Aus F. Schwarz wird Lindemann & Co.

Im Jahre 1906 verkaufte Schwarz sein Kaufhaus an den Charlottenburger Kaufmann Hermann Ploschitzki (?-1932). Diesem gehörte seit 1905 auch die Warenhauskette des Görlitzer Unternehmers Louis Friedländer, die den Grundstein für den Bau des dortigen Warenhauses bildete. Bereits in Görlitz hatte Ploschitzki mit dem ebenfalls aus Charlottenburg stammenden Kaufmann Leopold Lindemann zusammengearbeitet.

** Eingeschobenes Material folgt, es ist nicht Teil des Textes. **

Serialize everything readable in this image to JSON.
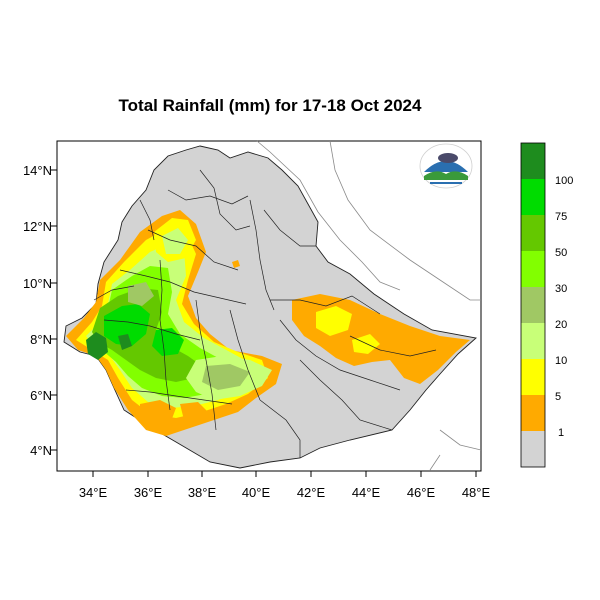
{
  "title": "Total Rainfall (mm) for 17-18 Oct 2024",
  "map": {
    "lon_ticks": [
      "34°E",
      "36°E",
      "38°E",
      "40°E",
      "42°E",
      "44°E",
      "46°E",
      "48°E"
    ],
    "lat_ticks": [
      "14°N",
      "12°N",
      "10°N",
      "8°N",
      "6°N",
      "4°N"
    ],
    "lon_range": [
      32.8,
      48.3
    ],
    "lat_range": [
      3.3,
      15.0
    ],
    "background_color": "#ffffff",
    "land_color": "#d3d3d3",
    "border_color": "#000000"
  },
  "legend": {
    "thresholds": [
      "100",
      "75",
      "50",
      "30",
      "20",
      "10",
      "5",
      "1"
    ],
    "colors": [
      "#1e8c1e",
      "#00dc00",
      "#64c800",
      "#82ff00",
      "#a0c864",
      "#c8ff78",
      "#ffff00",
      "#ffaa00",
      "#d3d3d3"
    ]
  },
  "logo": {
    "icon": "ethiopian-meteorology-institute-logo"
  }
}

Dieser betrieb Kaufhäuser in Spandau, Annaberg-Buchholz, Bremerhaven, und Hamburg10. Seit 1910 ist Lindemann auch beim Potsdamer Warenhaus eingebunden und sorgt durch Großabnahme für vorteilhafte Einkaufspreise bei den Herstellern11. Der Name der Firma bleibt zunächst jedoch weiterhin „F. Schwarz“. Die Kaufleute scheinen gut gewirtschaftet zu haben: das Haus wird schnell zu klein. 1913 wird (erneut) Carl Schmanns mit dem Ausbau beauftragt, dem auch die beiden Nachbarhäuser Nr. 49 und 52 links und rechts des Warenhauses weichen müssen. Der Kaufhausbau wird um jeweils drei Achsen links und rechts erweitert. Die neuen Fassadenteile passt Schmanns den alten an, so dass ein einheitlicher Bau entsteht.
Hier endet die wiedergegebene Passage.